Week 3: Data Wrangling

Author

PSYC 859 Data Management and Visualization

Published

January 29, 2026

Code
library(tidyverse)
── Attaching core tidyverse packages ──────────────────────── tidyverse 2.0.0 ──
✔ dplyr     1.2.1     ✔ readr     2.2.0
✔ forcats   1.0.1     ✔ stringr   1.6.0
✔ ggplot2   4.0.2     ✔ tibble    3.3.1
✔ lubridate 1.9.5     ✔ tidyr     1.3.2
✔ purrr     1.2.1     
── Conflicts ────────────────────────────────────────── tidyverse_conflicts() ──
✖ dplyr::filter() masks stats::filter()
✖ dplyr::lag()    masks stats::lag()
ℹ Use the conflicted package (<http://conflicted.r-lib.org/>) to force all conflicts to become errors
Code
data("economics_long")

This assignment is optional and intended for practice. If you choose to submit it, you can email it to the instructor.

Instructions

Follow along with the tutorial and, for each question, write the code you would use (or copy it from the RStudio syntax window). Additionally, paste any reasonable output generated by your code. If there is a lot of output, paste just enough to demonstrate that you reached the correct answer.

Dataset for assignment

Use the economics_long dataframe from the ggplot2 package for this assignment. You can load it into your working environment with data("economics_long") after you load the tidyverse package.

Tidy the data

  1. Format the data so it is considered tidy. Hint: You will need to delete value01.

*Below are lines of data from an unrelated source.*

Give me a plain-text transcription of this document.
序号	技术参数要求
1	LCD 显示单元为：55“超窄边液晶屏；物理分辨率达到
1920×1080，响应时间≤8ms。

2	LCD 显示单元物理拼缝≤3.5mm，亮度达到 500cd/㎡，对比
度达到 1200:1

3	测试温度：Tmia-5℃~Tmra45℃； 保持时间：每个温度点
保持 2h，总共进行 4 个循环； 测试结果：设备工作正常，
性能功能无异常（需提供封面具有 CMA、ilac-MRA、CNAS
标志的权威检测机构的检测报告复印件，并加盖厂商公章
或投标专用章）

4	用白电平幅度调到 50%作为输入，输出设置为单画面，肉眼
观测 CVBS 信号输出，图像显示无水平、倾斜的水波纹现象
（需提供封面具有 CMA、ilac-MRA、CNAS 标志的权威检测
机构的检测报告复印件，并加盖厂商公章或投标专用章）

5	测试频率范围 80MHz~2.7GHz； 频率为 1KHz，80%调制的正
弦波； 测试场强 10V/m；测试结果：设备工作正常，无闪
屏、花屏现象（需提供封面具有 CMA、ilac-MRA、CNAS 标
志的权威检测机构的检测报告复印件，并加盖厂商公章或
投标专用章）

  2. Create a new dataframe that summarizes the data by year. Include at the very least mean and sd for each variable.

  3. Filter your summary dataframe so that only data between the years of 1975 and 2015 is included. You may have to make year numeric by using mutate(). Hint: check ?dplyr::between.

Joins

  1. Use the provided housing dataset at files/national-month.csv.gz and tidy it if necessary. Summarize the data by year.

  2. Perform a high-fidelity join between the housing dataset and the tidy economics dataset by year. How do you know the join was successful? Include a brief check (e.g., row counts, anti_join(), or count() of unmatched years).

Core dplyr practice

  1. Using the tidy economics dataset:
  • select only date, variable, and value, then rename value to series_value.
  • arrange the data by variable, then descending series_value.
  • Use slice_max (or slice_min) to return the top 5 (or bottom 5) rows per variable.
  1. Use case_when to create a categorical column that bins series_value into at least three levels (e.g., “low”, “medium”, “high”). Then use count to report how many observations fall in each category by variable.

  2. Use across inside summarize to compute the mean and standard deviation of series_value for each variable after filtering to the years 1990 to 2015.

Data exploration and processing

  1. What would constitute invalid or outlier observations on the basis of rational criteria? Search the dataframe for any values that meet your outlier/invalid criteria by either writing a custom function or chaining together several tidyverse functions.